If this passage is about love, then our question should not be, what does blessing mean, it's what does love look like? And we know what it looks like because we've seen it. It's Tyre Nichols crying out to his mother as he's beaten. It's his mother, RowVaughn Wells, weeping for her child even as she pities the men who killed him. It's the city of Memphis, a great American city with a proud and vibrant black community, protesting righteously and angrily and peacefully when no one could blame that city had it erupted in frustration and vengeance. So we see what love looks like there, but what will it look like here? What will our love look like, we who watch or we who choose not to watch from afar? What will this country, this nation's, love look like?

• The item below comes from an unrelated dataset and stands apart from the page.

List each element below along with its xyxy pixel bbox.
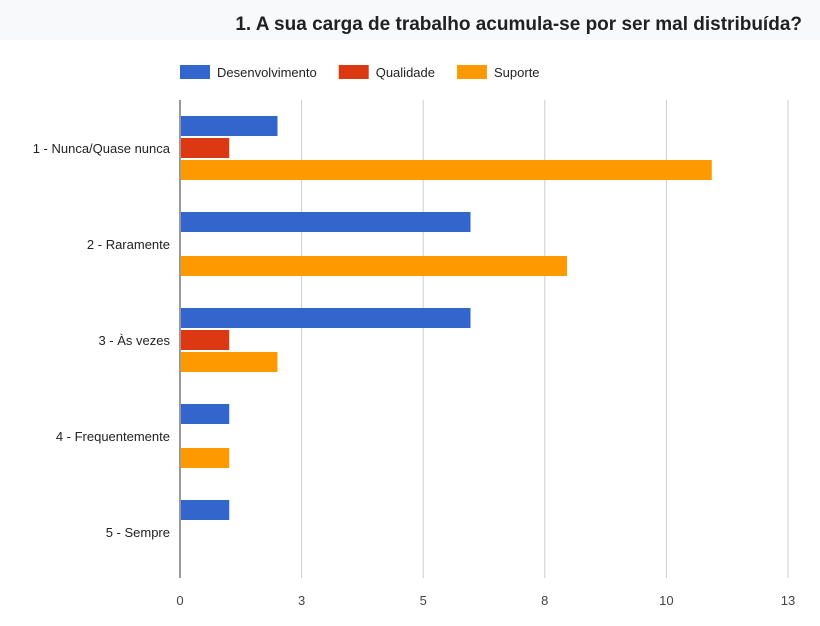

It has been three years since the Black Lives Matter protests in the wake of the killing of George Floyd, the largest protests in American history. Fifty-five years since Martin Luther King was assassinated in Memphis. He was assassinated only a few days after Memphis Police killed an unarmed 17-year-old black child named Larry Payne who had his hands up and was asking for mercy. The question our gospel asks is not one of translation. It is a more pressing, more piercing question and it is directed at us. When will we, when will this nation, love those who are beloved of God? When will we love those who are persecuted? When will we love those who mourn? When will we love those who hunger and thirst for righteousness and justice? When will we love those who endure with resilience and restraint? When will we love those whose spirits are cowed by violence and whose bodies are literally downtrodden? When will we? When will we love? We will not know what God's blessing means until we do.